Le dimissioni da Vicepresidente annunciate da El Baradei il 14 agosto non
sono perciò che il malinconico epilogo di un tentativo velleitario e
fallimentare di quell’area laica e democratica, che pur di sloggiare i
Fratelli Musulmani dal potere non ha esitato a vendere l’anima al diavolo.
Quanto all’esercito, e al suo nuovo uomo forte, Abdel Fattah el-Sisi,
Ministro della Difesa e capo delle Forze armate, ora vice-presidente del
paese, è probabile che le loro illusioni di un rapido ripristino
dell’ordine pubblico siano da ritenersi illusorie. Le forze armate hanno
ininterrottamente governato il paese a partire dalla rivoluzione dei
giovani ufficiali del ’52, e fino all’elezione di Morsi, nel giugno 2012, e
considerano naturale essere al potere. Solo l’alleanza tra il movimento di
opposizione democratica e i Fratelli musulmani ha potuto indurli a mollare
la presa.
Il compromesso raggiunto da Morsi con i nuovi “giovani ufficiali” guidati
da el-Sisi, che portò alla deposizione del Maresciallo Tantawi e al
consolidamento del potere di Morsi, nell’agosto 2012, sancì un nuovo
equilibrio: Morsi si sottraeva al controllo dei militari, a cui però veniva
garantita la conservazione di quella larga area di potere economico,
sociale e di privilegio cui erano assuefatti. L’errore di Morsi è stato
quello di considerare il compromesso raggiunto come consolidato e
definitivo, mentre per l’esercito esso era un punto d’equilibrio da
sottoporre a verifica e condizionato. La voracità di potere di Morsi e la
conseguente spaccatura tra Fratelli Musulmani e opposizione laica aprivano
un varco e determinavano un vuoto, che avrebbero rappresentato
un’irresistibile attrazione fatale per l’esercito.
Ma questo dovrà fare i conti con due gravi incognite: la capacità di
resistenza della Fratellanza, che si è già manifestata in questi giorni e
che può contare sull’eco che la repressione ha su tutti i media mondiali. I
Fratelli Musulmani hanno già dimostrato di essere in grado di reggere
lunghi anni di clandestinità, ed hanno utilizzato il pur breve periodo di
potere per consolidare i legami di massa con la popolazione. Ed ora che non
hanno più su di sé l’onere del governo, possono sfruttare a fondo la loro
condizione di vittime in nome della fede. Le forze dell’ordine egiziane non
sono attrezzate a controllare manifestazioni di massa utilizzando
metodologie adeguate, che non siano il puro e brutale ricorso alle armi. E
l’esercito è da sempre riluttante ad un intervento in prima persona.

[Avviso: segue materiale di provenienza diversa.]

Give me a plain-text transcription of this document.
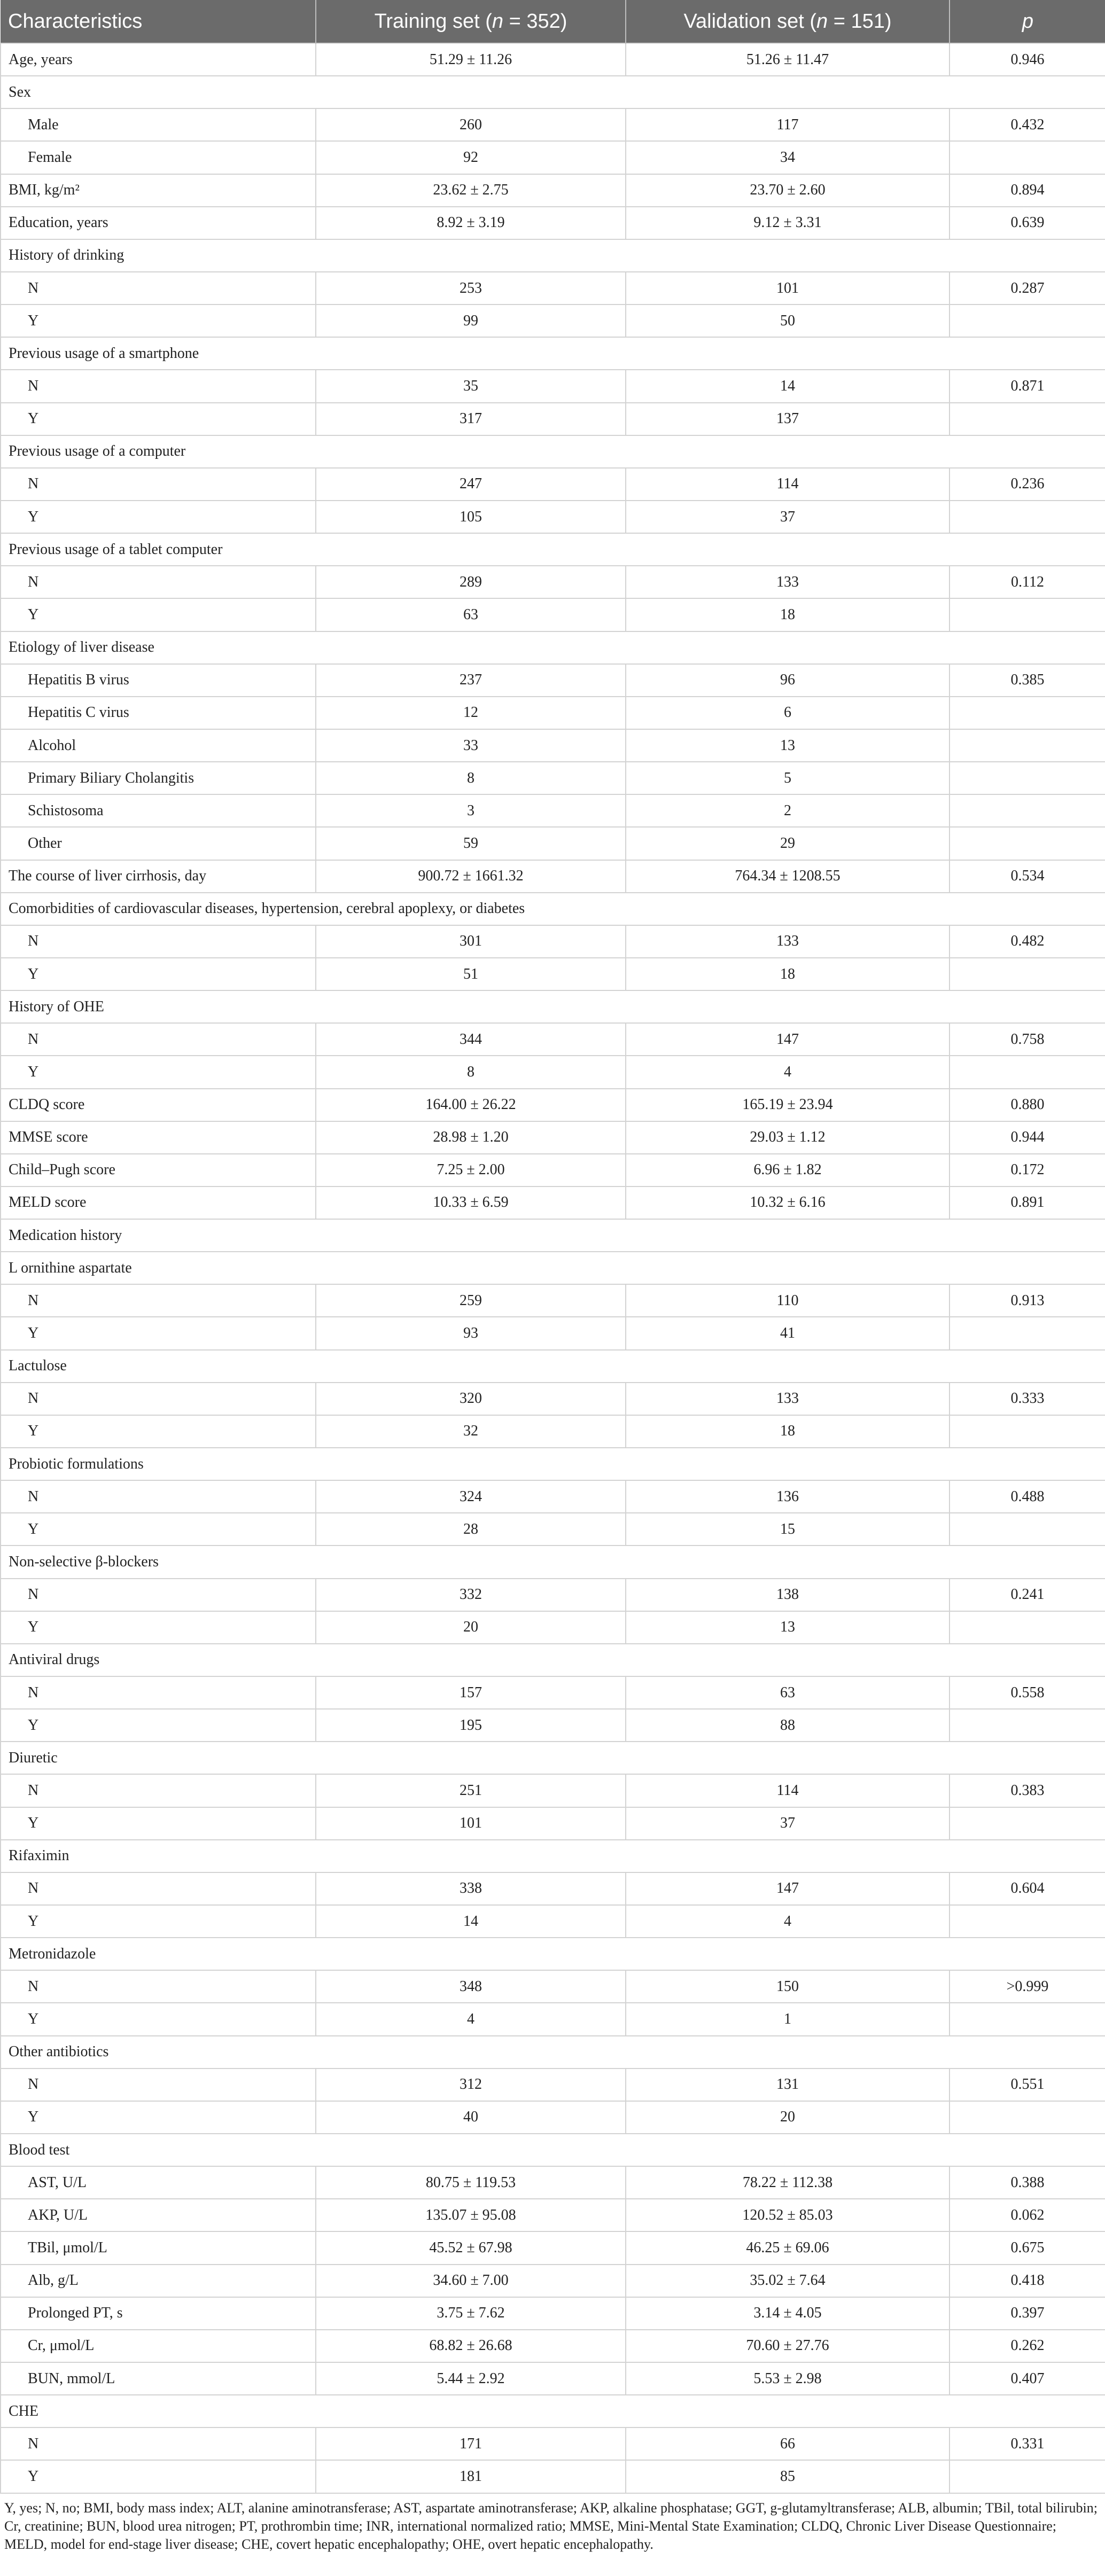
Characteristics	Training set (n = 352)	Validation set (n = 151)	p
Age, years	51.29 ± 11.26	51.26 ± 11.47	0.946
Sex			
Male	260	117	0.432
Female	92	34	
BMI, kg/m²	23.62 ± 2.75	23.70 ± 2.60	0.894
Education, years	8.92 ± 3.19	9.12 ± 3.31	0.639
History of drinking			
N	253	101	0.287
Y	99	50	
Previous usage of a smartphone			
N	35	14	0.871
Y	317	137	
Previous usage of a computer			
N	247	114	0.236
Y	105	37	
Previous usage of a tablet computer			
N	289	133	0.112
Y	63	18	
Etiology of liver disease			
Hepatitis B virus	237	96	0.385
Hepatitis C virus	12	6	
Alcohol	33	13	
Primary Biliary Cholangitis	8	5	
Schistosoma	3	2	
Other	59	29	
The course of liver cirrhosis, day	900.72 ± 1661.32	764.34 ± 1208.55	0.534
Comorbidities of cardiovascular diseases, hypertension, cerebral apoplexy, or diabetes			
N	301	133	0.482
Y	51	18	
History of OHE			
N	344	147	0.758
Y	8	4	
CLDQ score	164.00 ± 26.22	165.19 ± 23.94	0.880
MMSE score	28.98 ± 1.20	29.03 ± 1.12	0.944
Child–Pugh score	7.25 ± 2.00	6.96 ± 1.82	0.172
MELD score	10.33 ± 6.59	10.32 ± 6.16	0.891
Medication history			
L ornithine aspartate			
N	259	110	0.913
Y	93	41	
Lactulose			
N	320	133	0.333
Y	32	18	
Probiotic formulations			
N	324	136	0.488
Y	28	15	
Non-selective β-blockers			
N	332	138	0.241
Y	20	13	
Antiviral drugs			
N	157	63	0.558
Y	195	88	
Diuretic			
N	251	114	0.383
Y	101	37	
Rifaximin			
N	338	147	0.604
Y	14	4	
Metronidazole			
N	348	150	>0.999
Y	4	1	
Other antibiotics			
N	312	131	0.551
Y	40	20	
Blood test			
AST, U/L	80.75 ± 119.53	78.22 ± 112.38	0.388
AKP, U/L	135.07 ± 95.08	120.52 ± 85.03	0.062
TBil, μmol/L	45.52 ± 67.98	46.25 ± 69.06	0.675
Alb, g/L	34.60 ± 7.00	35.02 ± 7.64	0.418
Prolonged PT, s	3.75 ± 7.62	3.14 ± 4.05	0.397
Cr, μmol/L	68.82 ± 26.68	70.60 ± 27.76	0.262
BUN, mmol/L	5.44 ± 2.92	5.53 ± 2.98	0.407
CHE			
N	171	66	0.331
Y	181	85	
Y, yes; N, no; BMI, body mass index; ALT, alanine aminotransferase; AST, aspartate aminotransferase; AKP, alkaline phosphatase; GGT, g-glutamyltransferase; ALB, albumin; TBil, total bilirubin; Cr, creatinine; BUN, blood urea nitrogen; PT, prothrombin time; INR, international normalized ratio; MMSE, Mini-Mental State Examination; CLDQ, Chronic Liver Disease Questionnaire; MELD, model for end-stage liver disease; CHE, covert hepatic encephalopathy; OHE, overt hepatic encephalopathy.
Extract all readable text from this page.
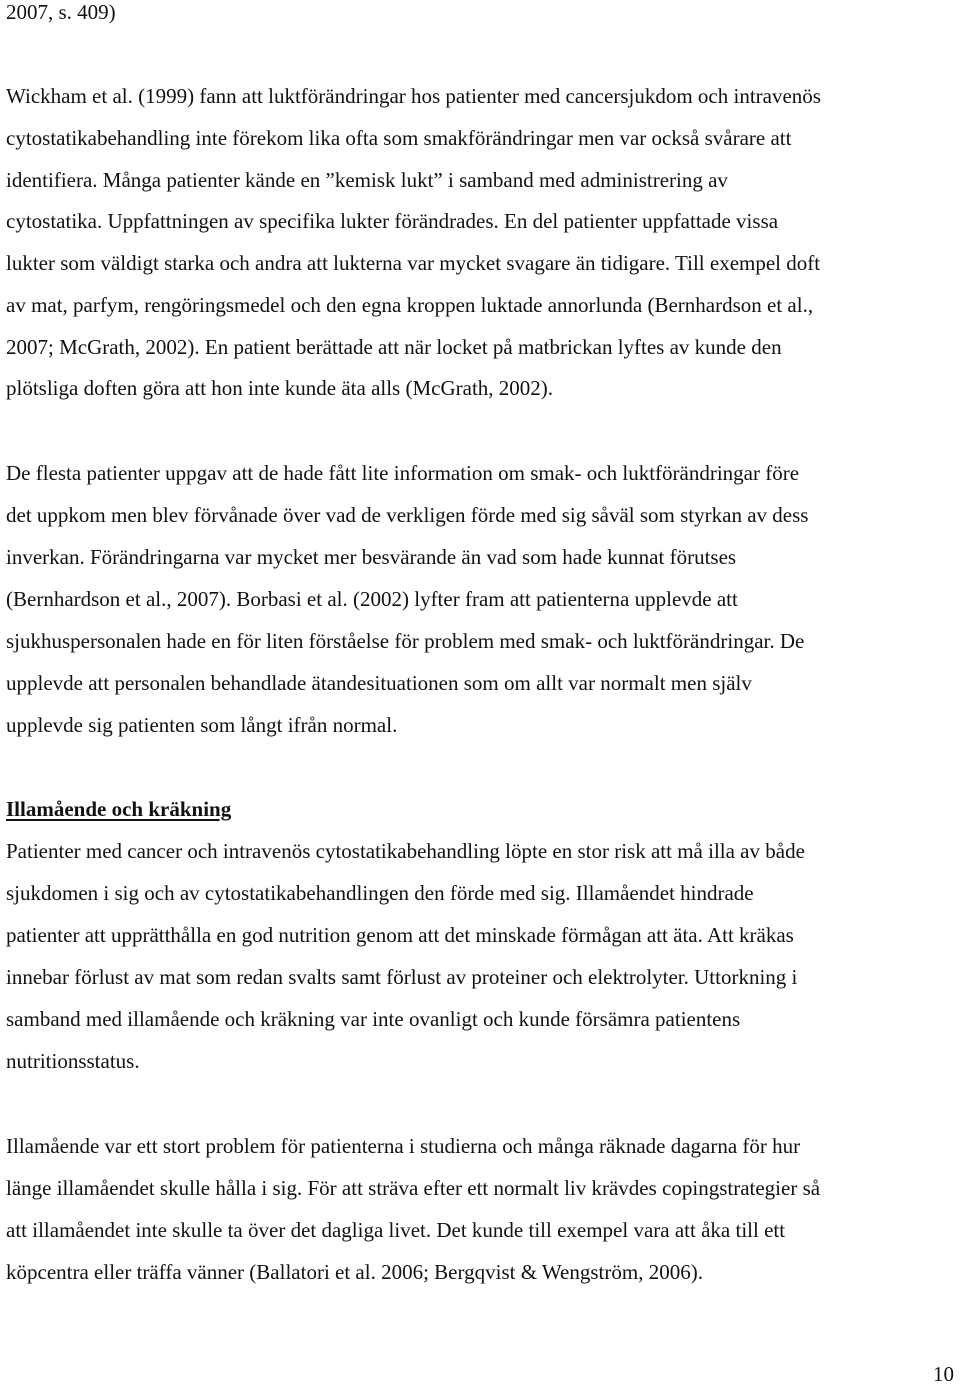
2007, s. 409)
Wickham et al. (1999) fann att luktförändringar hos patienter med cancersjukdom och intravenös
cytostatikabehandling inte förekom lika ofta som smakförändringar men var också svårare att
identifiera. Många patienter kände en ”kemisk lukt” i samband med administrering av
cytostatika. Uppfattningen av specifika lukter förändrades. En del patienter uppfattade vissa
lukter som väldigt starka och andra att lukterna var mycket svagare än tidigare. Till exempel doft
av mat, parfym, rengöringsmedel och den egna kroppen luktade annorlunda (Bernhardson et al.,
2007; McGrath, 2002). En patient berättade att när locket på matbrickan lyftes av kunde den
plötsliga doften göra att hon inte kunde äta alls (McGrath, 2002).
De flesta patienter uppgav att de hade fått lite information om smak- och luktförändringar före
det uppkom men blev förvånade över vad de verkligen förde med sig såväl som styrkan av dess
inverkan. Förändringarna var mycket mer besvärande än vad som hade kunnat förutses
(Bernhardson et al., 2007). Borbasi et al. (2002) lyfter fram att patienterna upplevde att
sjukhuspersonalen hade en för liten förståelse för problem med smak- och luktförändringar. De
upplevde att personalen behandlade ätandesituationen som om allt var normalt men själv
upplevde sig patienten som långt ifrån normal.
Illamående och kräkning
Patienter med cancer och intravenös cytostatikabehandling löpte en stor risk att må illa av både
sjukdomen i sig och av cytostatikabehandlingen den förde med sig. Illamåendet hindrade
patienter att upprätthålla en god nutrition genom att det minskade förmågan att äta. Att kräkas
innebar förlust av mat som redan svalts samt förlust av proteiner och elektrolyter. Uttorkning i
samband med illamående och kräkning var inte ovanligt och kunde försämra patientens
nutritionsstatus.
Illamående var ett stort problem för patienterna i studierna och många räknade dagarna för hur
länge illamåendet skulle hålla i sig. För att sträva efter ett normalt liv krävdes copingstrategier så
att illamåendet inte skulle ta över det dagliga livet. Det kunde till exempel vara att åka till ett
köpcentra eller träffa vänner (Ballatori et al. 2006; Bergqvist & Wengström, 2006).
10
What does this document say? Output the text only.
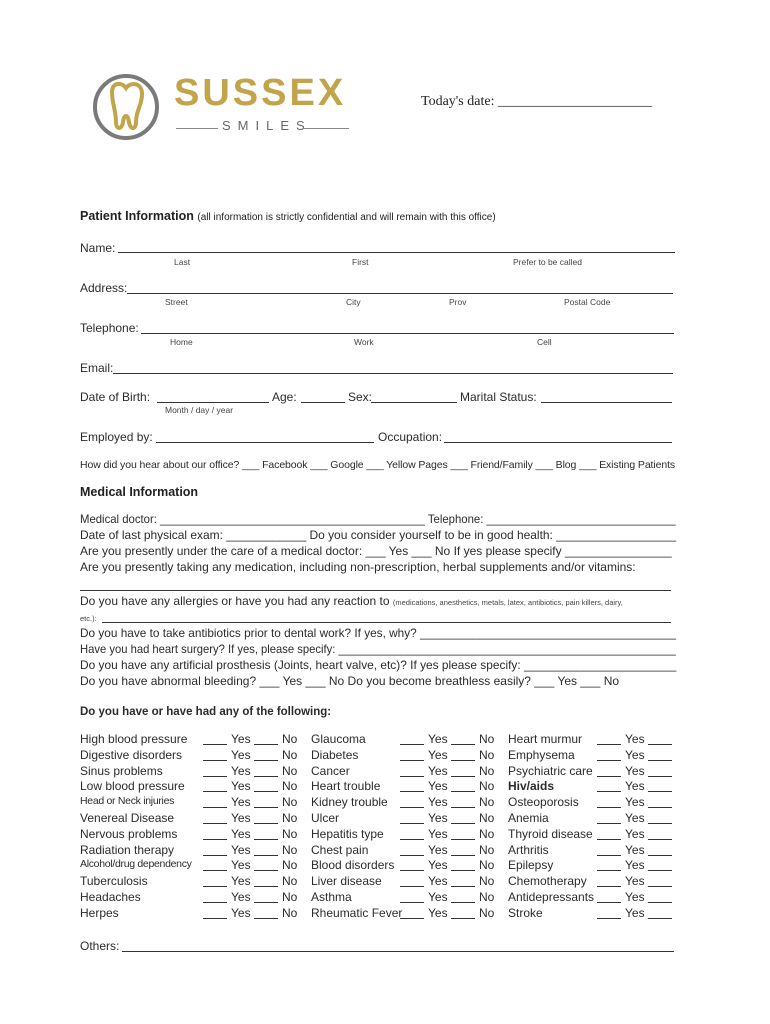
SUSSEX
SMILES
Today's date: ______________________
Patient Information (all information is strictly confidential and will remain with this office)
Name:
Last	First	Prefer to be called
Address:
Street	City	Prov	Postal Code
Telephone:
Home	Work	Cell
Email:
Date of Birth:
Month / day / year
Age:	Sex:	Marital Status:
Employed by:	Occupation:
How did you hear about our office? ___ Facebook ___ Google ___ Yellow Pages ___ Friend/Family ___ Blog ___ Existing Patients
Medical Information
Medical doctor: __________________________________________ Telephone: ______________________________
Date of last physical exam: ____________ Do you consider yourself to be in good health: __________________
Are you presently under the care of a medical doctor: ___ Yes ___ No If yes please specify ________________
Are you presently taking any medication, including non-prescription, herbal supplements and/or vitamins:
Do you have any allergies or have you had any reaction to (medications, anesthetics, metals, latex, antibiotics, pain killers, dairy,
etc.):
Do you have to take antibiotics prior to dental work? If yes, why? _______________________________________
Have you had heart surgery? If yes, please specify: ______________________________________________________
Do you have any artificial prosthesis (Joints, heart valve, etc)? If yes please specify: _______________________
Do you have abnormal bleeding? ___ Yes ___ No Do you become breathless easily? ___ Yes ___ No
Do you have or have had any of the following:
High blood pressure	Yes	No
Digestive disorders	Yes	No
Sinus problems	Yes	No
Low blood pressure	Yes	No
Head or Neck injuries	Yes	No
Venereal Disease	Yes	No
Nervous problems	Yes	No
Radiation therapy	Yes	No
Alcohol/drug dependency	Yes	No
Tuberculosis	Yes	No
Headaches	Yes	No
Herpes	Yes	No
Glaucoma	Yes	No
Diabetes	Yes	No
Cancer	Yes	No
Heart trouble	Yes	No
Kidney trouble	Yes	No
Ulcer	Yes	No
Hepatitis type	Yes	No
Chest pain	Yes	No
Blood disorders	Yes	No
Liver disease	Yes	No
Asthma	Yes	No
Rheumatic Fever Yes	No
Heart murmur	Yes
Emphysema	Yes
Psychiatric care	Yes
Hiv/aids	Yes
Osteoporosis	Yes
Anemia	Yes
Thyroid disease	Yes
Arthritis	Yes
Epilepsy	Yes
Chemotherapy	Yes
Antidepressants	Yes
Stroke	Yes
Others:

L’altro aspetto è la crescente incontrollabilità del Sinai, ove alcune
migliaia di Jihadisti legati a Al Qaeda, appoggiati alle tribù di beduini
da sempre scontenti e insofferenti del potere centrale, conducono oramai
una vera e propria guerra di logoramento con continui sanguinosi attacchi
contro le forze del governo e contro il gasdotto che rifornisce Israele,
cercando di creare nella zona un’ennesima zona franca.
Quanto agli Stati Uniti, il meno che si possa dire è che hanno sbagliato
tutti i loro calcoli. Dopo aver cercato di fare di Morsi un partner
preferenziale, nel corso della crisi di Gaza con Israele nel novembre 2012,
essi se ne sono distanziati sempre più, cercando di favorire un compromesso
tra il presidente e l’opposizione laica.
Al momento dell’intervento dell’esercito, hanno evitato di chiamarlo un
golpe, per sfuggire alla legislazione americana che vieta di dare
finanziamenti a governi scaturiti da un colpo di stato. Nelle settimane
scorse, il Segretario di Stato John Kerry è arrivato a definire
l’iniziativa come un intervento volto a ripristinare la democrazia nel
paese. Ma dopo i massacri dei giorni scorsi, non è potuta mancare la
deplorazione di quanto accaduto, e il presidente Obama ha ordinato la
sospensione delle esercitazioni congiunte annuali programmate da lungo
tempo, pur senza arrivare a rimettere in discussione gli aiuti militari
all’Egitto, che ammontano a 1,5 miliardi di dollari all’anno. Qui, invece
di apprendisti stregoni, si potrebbe forse parlare di sepolcri imbiancati.